The worst thing that (some of) the boys did was clap along with and dance to Phillips’ traditional drumming in a way that could be perceived as mocking. In my opinion, this is unkind, disrespectful behaviour that should be corrected, but it hardly constitutes the mobbing that the media had claimed happened. The full evidence suggests that the boys were remarkably restrained despite being called “klansmen” and “f*ggots” and being told to “go back to Europe.” A statement from Nick Sandmann, the boy who was face to face with Phillips provides even more context.

With regard to the question of why there was an intimidatingly large group of young, white, MAGA-gear clad men gathered at the Lincoln memorial in the first place, the answer is simple. They were told to meet there. They were waiting for their bus.

As for Nathan Phillips, the First Nations drummer and elder, I have no reason to believe he meant any harm either. It’s entirely possible that he truly believed the school chant was a pro-Trump chant. From what I’ve seen in his interviews and sound clips, he seems like a kindhearted and earnest man, steadfast in his beliefs and good intentions.

Despite the current practices of the media, news stories should not have pre-approved heroes and villains.

In the short term, it looks like we simply cannot turn to legacy media when we want to understand what happened and why. If it were not for numerous independent journalists and critical thinkers, we would not know the truth about this situation today.

Slowly but surely, people who had rushed to judgment, myself included, realized that we had all been played by a manipulative and cynical media that values clicks over facts.

Now, that some mainstream media figures are conceding that the story was fake, it appears that these kids just might be spared any further mobbing and harassment.

This story is basically two paranoid imaginings of American political life converging, with the media, instead of setting things straight, opting to confirm everyone’s paranoia. Even when these stories are disproven, the paranoia remains, and people tend to believe that these debunked narratives are still indicative of larger cultural and political enemies they perceive.

Life in America is extremely polarized right now, and there are legitimate grievances to have with Trump and his administration.
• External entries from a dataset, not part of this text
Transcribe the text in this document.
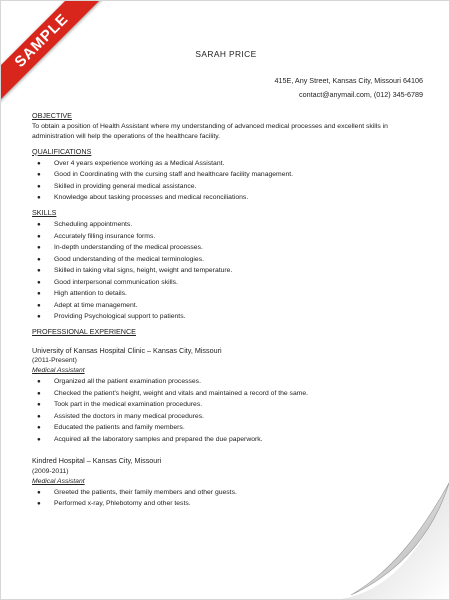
SAMPLE	SARAH PRICE
415E, Any Street, Kansas City, Missouri 64106
contact@anymail.com, (012) 345-6789
OBJECTIVE

To obtain a position of Health Assistant where my understanding of advanced medical processes and excellent skills in administration will help the operations of the healthcare facility.

QUALIFICATIONS
● Over 4 years experience working as a Medical Assistant.
● Good in Coordinating with the cursing staff and healthcare facility management.
● Skilled in providing general medical assistance.
● Knowledge about tasking processes and medical reconciliations.
SKILLS
● Scheduling appointments.
● Accurately filling insurance forms.
● In-depth understanding of the medical processes.
● Good understanding of the medical terminologies.
● Skilled in taking vital signs, height, weight and temperature.
● Good interpersonal communication skills.
● High attention to details.
● Adept at time management.
● Providing Psychological support to patients.
PROFESSIONAL EXPERIENCE
University of Kansas Hospital Clinic – Kansas City, Missouri
(2011-Present)
Medical Assistant
● Organized all the patient examination processes.
● Checked the patient's height, weight and vitals and maintained a record of the same.
● Took part in the medical examination procedures.
● Assisted the doctors in many medical procedures.
● Educated the patients and family members.
● Acquired all the laboratory samples and prepared the due paperwork.
Kindred Hospital – Kansas City, Missouri
(2009-2011)
Medical Assistant
● Greeted the patients, their family members and other guests.
● Performed x-ray, Phlebotomy and other tests.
I just wish the world would would focus on the legitimate ones instead of gravitating to the manufactured ones. For those, like me, who long for a different president and a return to sanity, it’s never been more important to reject the outrage clickbait news cycle that we are currently trapped in.

In a lot of ways it feels like the Trump presidency is like a magnifying glass under the blazing hot sun of the culture wars. When cultural differences are tightly focused through this magnifying glass, everything underneath it becomes part of a raging, uncontrollable fire.

The only way to avoid this happening to you is to refuse to be underneath it at all. Rise above it, and while you’re on your way up, do your best to invite as many people as you can, whether you agree with them or not, to join you.